For instance, there may be an explicit term in the purchase and sale documents stating that the employments of the employees be terminated by the employer who is selling the business. If the selling employer has entered into agreements that indicate it has not consented to the assignment of the employment contract to the new business owner and employer – and the selling employer has done the usual things an employer does to reflect an ending of employment – then there may be a break in the employment regardless of its de facto continuation. If the new owner acts in a way consistent with this break in employment and creates and maintains conditions reflecting a new employment, then the initial presumption at law that the employment with the selling employer was terminated with the sale probably prevails.
Where employment continues with the new employer and it can be shown that the employee accepted the new employer as the party solely responsible for all employment obligations owed arising out of the total employment with old and new employer, then any employee claim against the old selling employer is extinguished.
The Employment Standards Act and the Common Law
A potential complication is set out in the Employment Standards Act. It states that where all or part of a business is sold, the employment of an employee of the business is deemed, for the purposes of the act, to be continuous and uninterrupted by the sale. However, the common law courts have ruled that the act in this regard is inconsistent with the common law and does not supplant or overwrite the common law, because the act is only intended to apply for the purposes described in the act. In this way, the act can potentially supplement the common law, but it does not replace common law rights.

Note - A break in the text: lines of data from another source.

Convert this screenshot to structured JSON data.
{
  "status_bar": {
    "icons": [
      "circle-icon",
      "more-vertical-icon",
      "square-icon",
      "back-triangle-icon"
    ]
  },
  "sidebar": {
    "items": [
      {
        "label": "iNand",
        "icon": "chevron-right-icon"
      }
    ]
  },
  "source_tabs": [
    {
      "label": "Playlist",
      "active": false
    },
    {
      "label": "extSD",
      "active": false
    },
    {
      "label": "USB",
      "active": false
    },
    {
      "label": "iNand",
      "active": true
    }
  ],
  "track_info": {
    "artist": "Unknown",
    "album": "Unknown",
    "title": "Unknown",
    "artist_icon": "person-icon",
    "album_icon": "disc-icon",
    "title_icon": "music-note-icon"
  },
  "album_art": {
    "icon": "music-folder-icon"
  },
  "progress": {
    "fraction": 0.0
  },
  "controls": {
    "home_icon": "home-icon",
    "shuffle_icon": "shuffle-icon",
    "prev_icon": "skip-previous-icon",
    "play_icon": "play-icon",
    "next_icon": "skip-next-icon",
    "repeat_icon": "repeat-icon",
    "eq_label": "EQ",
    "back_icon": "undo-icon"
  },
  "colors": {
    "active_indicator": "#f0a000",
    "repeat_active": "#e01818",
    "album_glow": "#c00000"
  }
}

To further complicate matters, in circumstances where there is a purchase and sale of the business, where the employee continues with the same employment, where the purchaser has done something which indicates it recognizes the past service of the employee, and where the vendor has not obtained sufficient closure as against the rights of the employee, the employee may be entitled to claim damages against the old employer for notice owed arising from a premature dismissal by the new employer.

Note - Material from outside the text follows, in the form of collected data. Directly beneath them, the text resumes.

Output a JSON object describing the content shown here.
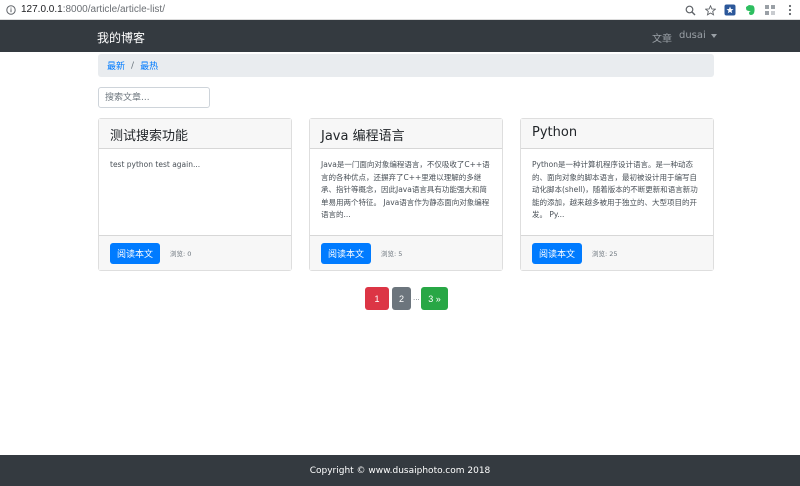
{
  "browser": {
    "url_host": "127.0.0.1",
    "url_path": ":8000/article/article-list/",
    "icons": [
      "info-icon",
      "zoom-icon",
      "star-icon",
      "extension-icon",
      "evernote-icon",
      "extension-grid-icon",
      "menu-icon"
    ]
  },
  "navbar": {
    "brand": "我的博客",
    "links": {
      "articles": "文章",
      "user": "dusai"
    }
  },
  "breadcrumb": {
    "items": [
      "最新",
      "最热"
    ],
    "separator": "/"
  },
  "search": {
    "placeholder": "搜索文章..."
  },
  "cards": [
    {
      "title": "测试搜索功能",
      "body": "test python test again...",
      "button": "阅读本文",
      "views": "浏览: 0"
    },
    {
      "title": "Java 编程语言",
      "body": "Java是一门面向对象编程语言，不仅吸收了C++语言的各种优点，还摒弃了C++里难以理解的多继承、指针等概念，因此Java语言具有功能强大和简单易用两个特征。 Java语言作为静态面向对象编程语言的...",
      "button": "阅读本文",
      "views": "浏览: 5"
    },
    {
      "title": "Python",
      "body": "Python是一种计算机程序设计语言。是一种动态的、面向对象的脚本语言，最初被设计用于编写自动化脚本(shell)，随着版本的不断更新和语言新功能的添加，越来越多被用于独立的、大型项目的开发。 Py...",
      "button": "阅读本文",
      "views": "浏览: 25"
    }
  ],
  "pagination": {
    "current": "1",
    "page2": "2",
    "ellipsis": "...",
    "last": "3 »"
  },
  "footer": {
    "copyright": "Copyright © www.dusaiphoto.com 2018"
  },
  "colors": {
    "navbar_bg": "#343a40",
    "primary": "#007bff",
    "danger": "#dc3545",
    "secondary": "#6c757d",
    "success": "#28a745"
  }
}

This was the case in a recent Court of Appeal decision. The rule that arises from the decision is that there is not a presumption at law of the extinguishment of employee rights against the selling employer unless that is specifically bargained for.

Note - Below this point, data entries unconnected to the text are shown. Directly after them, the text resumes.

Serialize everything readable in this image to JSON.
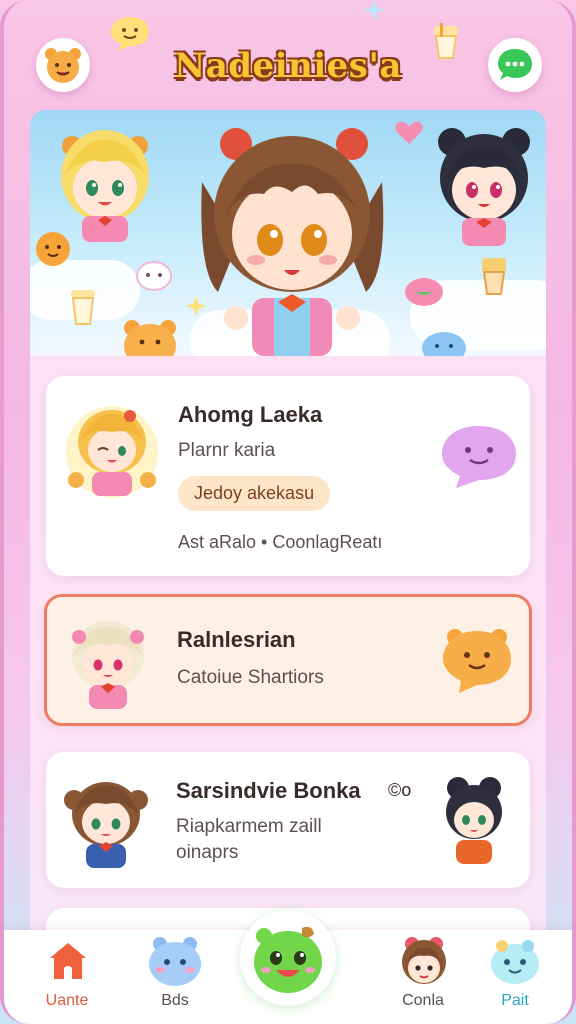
{
  "header": {
    "title": "Nadeinies'a",
    "left_icon": "bear-face-icon",
    "right_icon": "chat-bubble-icon"
  },
  "banner": {
    "characters": [
      "blonde-girl-avatar",
      "brown-hair-girl-avatar",
      "black-hair-girl-avatar"
    ]
  },
  "cards": [
    {
      "name": "Ahomg Laeka",
      "subtitle": "Plarnr karia",
      "chip": "Jedoy akekasu",
      "footer": "Ast aRalo • CoonlagReatı",
      "icon": "purple-chat-bubble-icon",
      "selected": false
    },
    {
      "name": "Ralnlesrian",
      "subtitle": "Catoiue Shartiors",
      "icon": "orange-bear-bubble-icon",
      "selected": true
    },
    {
      "name": "Sarsindvie Bonka",
      "badge": "©o",
      "subtitle_line1": "Riapkarmem zaill",
      "subtitle_line2": "oinaprs",
      "icon": "black-hair-girl-avatar",
      "selected": false
    }
  ],
  "tabs": [
    {
      "label": "Uante",
      "icon": "house-icon",
      "active": true
    },
    {
      "label": "Bds",
      "icon": "blue-blob-icon",
      "active": false
    },
    {
      "label": "",
      "icon": "green-mascot-icon",
      "active": false
    },
    {
      "label": "Conla",
      "icon": "girl-face-icon",
      "active": false
    },
    {
      "label": "Pait",
      "icon": "cyan-blob-icon",
      "active": false
    }
  ],
  "colors": {
    "accent": "#ec7c62",
    "title_fill": "#f7c531",
    "title_outline": "#8a3a1a",
    "chip_bg": "#fde6c7",
    "active_tab": "#e05a3a"
  }
}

In other words, the acceptance of new employment with the purchasing employer does not mean the employee gives up his or her rights against the selling employer, unless it can be clearly shown to have been explicitly agreed.
In the real world, the paperwork and the actual conduct of the parties often do not match up. New employers do many things administratively that are consistent with a continuation of employment, not a new employment. Old employers, in selling their businesses, need to beware these pitfalls.